Because at the time of separate computing and storage products we to modify the kernel code amount is larger, and to increase the storage capacity, read and write in the extreme performance optimization on we also do the corresponding modification, so we in order to guarantee its logical rigor will do accordingly, will include the introduction of a industry facilities, in principle of the control to the kernel modifications. From the point of view of cost, most of the cost in the Serverless scenario is incurred by storage, so the cost of users should be reduced. This can be done in two ways: on the one hand, what users actually use is what they pay for. There is a concept of storage space, and we need to truly achieve the page level of storage space. The other is triple copy, which can reduce the storage space by about 1/3 through data compression storage, erasure code and other technologies. This is also our future direction.

The third point is efficiency, because when we do DDL, when the capacity of a single table reaches T level, MySQL will first scan its index, scan all the data related to the index, sort each, merge sort, and create the index, this series of process is actually very time-consuming. There are two ways to optimize this operation: The first is Instant DDL, which supports more Instant DDL for changes in size per byte. Second, the process of index creation through it will parallelize all the processes involved just now, such as scanning B tree, sorting and building B+ tree. If instant DDL can be implemented, second-level DDL operations can be achieved. If not, instant DDL operations can be implemented. Parallel Index processing is performed.

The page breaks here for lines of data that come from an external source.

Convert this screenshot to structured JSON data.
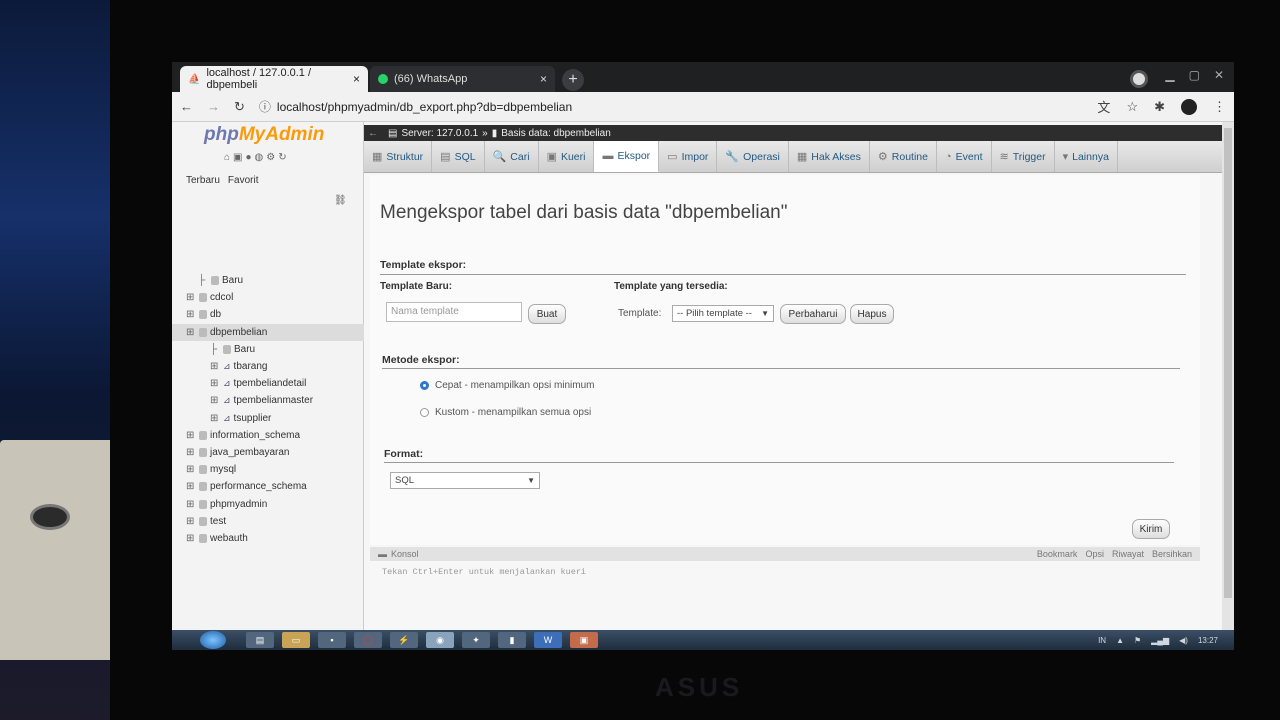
{
  "browser": {
    "tabs": [
      {
        "title": "localhost / 127.0.0.1 / dbpembeli",
        "close": "×"
      },
      {
        "title": "(66) WhatsApp",
        "close": "×"
      }
    ],
    "new_tab": "+",
    "url": "localhost/phpmyadmin/db_export.php?db=dbpembelian"
  },
  "pma": {
    "logo_a": "php",
    "logo_b": "MyAdmin",
    "links": [
      "Terbaru",
      "Favorit"
    ],
    "tree": [
      {
        "label": "Baru",
        "indent": 1
      },
      {
        "label": "cdcol",
        "indent": 0
      },
      {
        "label": "db",
        "indent": 0
      },
      {
        "label": "dbpembelian",
        "indent": 0,
        "selected": true
      },
      {
        "label": "Baru",
        "indent": 2
      },
      {
        "label": "tbarang",
        "indent": 2
      },
      {
        "label": "tpembeliandetail",
        "indent": 2
      },
      {
        "label": "tpembelianmaster",
        "indent": 2
      },
      {
        "label": "tsupplier",
        "indent": 2
      },
      {
        "label": "information_schema",
        "indent": 0
      },
      {
        "label": "java_pembayaran",
        "indent": 0
      },
      {
        "label": "mysql",
        "indent": 0
      },
      {
        "label": "performance_schema",
        "indent": 0
      },
      {
        "label": "phpmyadmin",
        "indent": 0
      },
      {
        "label": "test",
        "indent": 0
      },
      {
        "label": "webauth",
        "indent": 0
      }
    ],
    "breadcrumb": {
      "server": "Server: 127.0.0.1",
      "sep": "»",
      "db": "Basis data: dbpembelian"
    },
    "tabs": [
      "Struktur",
      "SQL",
      "Cari",
      "Kueri",
      "Ekspor",
      "Impor",
      "Operasi",
      "Hak Akses",
      "Routine",
      "Event",
      "Trigger",
      "Lainnya"
    ],
    "active_tab": "Ekspor"
  },
  "page": {
    "title": "Mengekspor tabel dari basis data \"dbpembelian\"",
    "template_section": "Template ekspor:",
    "new_template_label": "Template Baru:",
    "new_template_placeholder": "Nama template",
    "create_button": "Buat",
    "available_label": "Template yang tersedia:",
    "template_label": "Template:",
    "template_select": "-- Pilih template --",
    "update_button": "Perbaharui",
    "delete_button": "Hapus",
    "method_section": "Metode ekspor:",
    "method_quick": "Cepat - menampilkan opsi minimum",
    "method_custom": "Kustom - menampilkan semua opsi",
    "format_section": "Format:",
    "format_value": "SQL",
    "submit_button": "Kirim"
  },
  "console": {
    "title": "Konsol",
    "actions": [
      "Bookmark",
      "Opsi",
      "Riwayat",
      "Bersihkan"
    ],
    "hint": "Tekan Ctrl+Enter untuk menjalankan kueri"
  },
  "taskbar": {
    "lang": "IN",
    "time": "13:27"
  }
}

Business-oriented Low Database development, especially in the product TDSQL-C, the data storage scale will be relatively large, such as hundreds of T or P level similar to the maximum capacity, so the data analysis ability will be improved at this time. First, we will increase its maximum storage, and through the optimizer and parallel execution framework, Maximize the use of machine resources to increase single machine memory. We use new media for storage, such as AEP or SSD, to greatly improve the local level cache as described earlier, or to maximize the speed of a range of things that can be done locally.

In terms of business types, such as financial or government disaster recovery compliance businesses, we will conduct full-link audit, including field encryption, and optimize tdSQL-C product capabilities based on the principle of global remote disaster recovery and nearby access.

Finally, the ability to integrate AP into tdSQL-C products, we are currently developing a column store product that is built into TDSQL-C and uses column store locally to start the whole scenario acceleration.

The lecturer introduction

Qing-lin zhang

Tencent Cloud database technology director

Tencent cloud database CDB, TDSQL-C database kernel research and development. Technical director of Tencent Cloud database, Tencent Cloud Evangelist, MySQL architect, technical director of Tencent Cloud Architecture Platform Department cloud native database kernel research and development team, Mariadb Fund Board & Mariadb community version development member, focusing on MySQL kernel development and related architecture and transition work.